Было семь часов, все ушли, кроме какой-то женщины. Я ждал, стоя в полутьме и разглядывая незаконченный плакат на одном столе: девица в купальном костюме сидит в шезлонге на крыше и что-то пьет прямо из бутылки. Костюм должен был стать зеленым, солнце желтым, кресло уже стало приятно алым. Это меня не касалось — я месяца два не редактировал реклам. Не иначе как Штейн, должно быть, придумал и подпись: «Отдыхайте без билета», или «Дача на дому», или «Январь на крыше», или «И чемоданов не надо». Там, наверху, старый Маклеод покачал головой, прикрыл глаза и заорал охрипшим голосом:
— Слабо, очень слабо! Уже было. Выпейте стаканчик и придумайте что-нибудь такое-этакое.
И Штейн выпил стаканчик, и опоздал на службу, отдыхая без билета с какой-нибудь бабой, или заманил ее к себе в кабинет, или показал ей, как проводят январь в постели, даже без чемоданов. А потом убедил старика, что пойдет какая-то из подписей, и еще внушил ему, что придумал эту подпись сам старик.
Поближе к дверям (там было темнее, туда доносился шум из коридора), по другую сторону железной стойки, разделявшей зал, сидела женщина, курила, ждала Штейна. Я не сомневался, что это Мириам, хотя до сих пор ее не видел. Лицо и голые, еще красивые руки белели в полутьме; платье было черное, открытое, шляпа лихо кренилась набок под тяжестью перьев, цветов, а может — и фруктов.
Штейн, стуча каблуками, быстро шел к нам.
— Не может быть! — кричал он, воздевая руки. — И ничего не сказал! Если бы не старик, я бы не знал, что Гертруду резали. Наверное, как раз тогда, когда мы спорили насчет дезодоранта. Ты волновался, а я разглагольствовал, как надо фукать. Ну, прыскать, тут Мами, и я при ней никогда…
Женщина оперлась о стойку и засмеялась. Смех ее быстро угасал и казался совсем старческим.
— Ох уж этот Хулио! — тихо сказала она.
Штейн кружил между столами, склонялся, что-то искал.
— Только от старика и узнал. Наверное, ты с ним больше дружишь.

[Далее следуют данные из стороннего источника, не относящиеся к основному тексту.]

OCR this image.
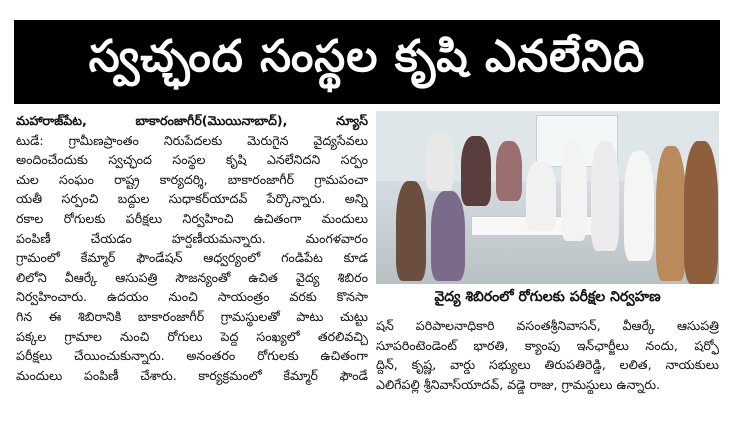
స్వచ్ఛంద సంస్థల కృషి ఎనలేనిది
మహారాజ్‌పేట, బాకారంజాగీర్(మొయినాబాద్), న్యూస్
టుడే: గ్రామీణప్రాంతం నిరుపేదలకు మెరుగైన వైద్యసేవలు
అందించేందుకు స్వచ్ఛంద సంస్థల కృషి ఎనలేనిదని సర్పం
చుల సంఘం రాష్ట్ర కార్యదర్శి, బాకారంజాగీర్ గ్రామపంచా
యతీ సర్పంచి బద్దుల సుధాకర్‌యాదవ్ పేర్కొన్నారు. అన్ని
రకాల రోగులకు పరీక్షలు నిర్వహించి ఉచితంగా మందులు
పంపిణీ చేయడం హర్షణీయమన్నారు. మంగళవారం
గ్రామంలో కేమ్మార్ ఫౌండేషన్ ఆధ్వర్యంలో గండిపేట కూడ
లిలోని వీఆర్కే ఆసుపత్రి సౌజన్యంతో ఉచిత వైద్య శిబిరం
నిర్వహించారు. ఉదయం నుంచి సాయంత్రం వరకు కొనసా
గిన ఈ శిబిరానికి బాకారంజాగీర్ గ్రామస్థులతో పాటు చుట్టు
పక్కల గ్రామాల నుంచి రోగులు పెద్ద సంఖ్యలో తరలివచ్చి
పరీక్షలు చేయించుకున్నారు. అనంతరం రోగులకు ఉచితంగా
మందులు పంపిణీ చేశారు. కార్యక్రమంలో కేమ్మార్ ఫౌండే
వైద్య శిబిరంలో రోగులకు పరీక్షల నిర్వహణ
షన్ పరిపాలనాధికారి వసంతశ్రీనివాసన్, వీఆర్కే ఆసుపత్రి
సూపరింటెండెంట్ భారతి, క్యాంపు ఇన్‌ఛార్జీలు నందు, షర్ఫో
ద్దిన్, కృష్ణ, వార్డు సభ్యులు తిరుపతిరెడ్డి, లలిత, నాయకులు
ఎలిగేపల్లి శ్రీనివాస్‌యాదవ్, వడ్డె రాజు, గ్రామస్థులు ఉన్నారు.
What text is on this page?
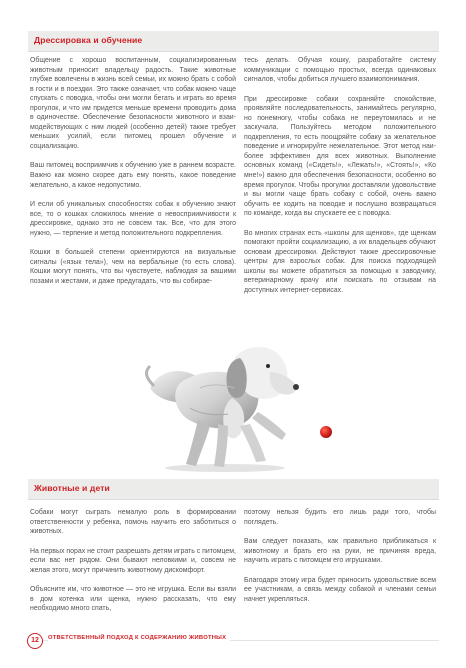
Дрессировка и обучение

Общение с хорошо воспитанным, социализированным животным приносит владельцу радость. Такие животные глубже вовлечены в жизнь всей семьи, их можно брать с собой в гости и в поездки. Это также означает, что собак можно чаще спускать с поводка, чтобы они могли бегать и играть во время прогулок, и что им придется меньше времени проводить дома в одиночестве. Обеспечение безопасности животного и взаимодействующих с ним людей (особенно детей) также требует меньших усилий, если питомец прошел обучение и социализацию.

Ваш питомец восприимчив к обучению уже в раннем возрасте. Важно как можно скорее дать ему понять, какое поведение желательно, а какое недопустимо.

И если об уникальных способностях собак к обучению знают все, то о кошках сложилось мнение о невосприимчивости к дрессировке, однако это не совсем так. Все, что для этого нужно, — терпение и метод положительного подкрепления.

Кошки в большей степени ориентируются на визуальные сигналы («язык тела»), чем на вербальные (то есть слова). Кошки могут понять, что вы чувствуете, наблюдая за вашими позами и жестами, и даже предугадать, что вы собирае-

тесь делать. Обучая кошку, разработайте систему коммуникации с помощью простых, всегда одинаковых сигналов, чтобы добиться лучшего взаимопонимания.

При дрессировке собаки сохраняйте спокойствие, проявляйте последовательность, занимайтесь регулярно, но понемногу, чтобы собака не переутомилась и не заскучала. Пользуйтесь методом положительного подкрепления, то есть поощряйте собаку за желательное поведение и игнорируйте нежелательное. Этот метод наиболее эффективен для всех животных. Выполнение основных команд («Сидеть!», «Лежать!», «Стоять!», «Ко мне!») важно для обеспечения безопасности, особенно во время прогулок. Чтобы прогулки доставляли удовольствие и вы могли чаще брать собаку с собой, очень важно обучить ее ходить на поводке и послушно возвращаться по команде, когда вы спускаете ее с поводка.

Во многих странах есть «школы для щенков», где щенкам помогают пройти социализацию, а их владельцев обучают основам дрессировки. Действуют также дрессировочные центры для взрослых собак. Для поиска подходящей школы вы можете обратиться за помощью к заводчику, ветеринарному врачу или поискать по отзывам на доступных интернет-сервисах.

Животные и дети

Собаки могут сыграть немалую роль в формировании ответственности у ребенка, помочь научить его заботиться о животных.

На первых порах не стоит разрешать детям играть с питомцем, если вас нет рядом. Они бывают неловкими и, совсем не желая этого, могут причинить животному дискомфорт.

Объясните им, что животное — это не игрушка. Если вы взяли в дом котенка или щенка, нужно рассказать, что ему необходимо много спать,

поэтому нельзя будить его лишь ради того, чтобы поглядеть.

Вам следует показать, как правильно приближаться к животному и брать его на руки, не причиняя вреда, научить играть с питомцем его игрушками.

Благодаря этому игра будет приносить удовольствие всем ее участникам, а связь между собакой и членами семьи начнет укрепляться.

12	ОТВЕТСТВЕННЫЙ ПОДХОД К СОДЕРЖАНИЮ ЖИВОТНЫХ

Как же, он человек тонкий, зашибает три тысячи в месяц и еще три процента — все моим потом.
Он выпрямился, найдя темную кожаную папку, и улыбнулся Мириам поверх моего плеча наглой и нежной улыбкой.
— Молодец, открывай старику душу. Жадюга Штейн разбирается только в деньгах, как заработать. А что с Гертрудой? Как она сейчас?
Совсем не так, как была тогда, когда ты спал с ней в Монтевидео, без горечи подумал я, чувствуя, что нынешняя Гертруда для него чужая. Я взял шляпу и принялся снова рассматривать девицу-купальщицу, которая пила и смеялась на плоской крыше.
— Хорошо. Операция сложная, но сейчас все в порядке. Мы еще об этом поговорим.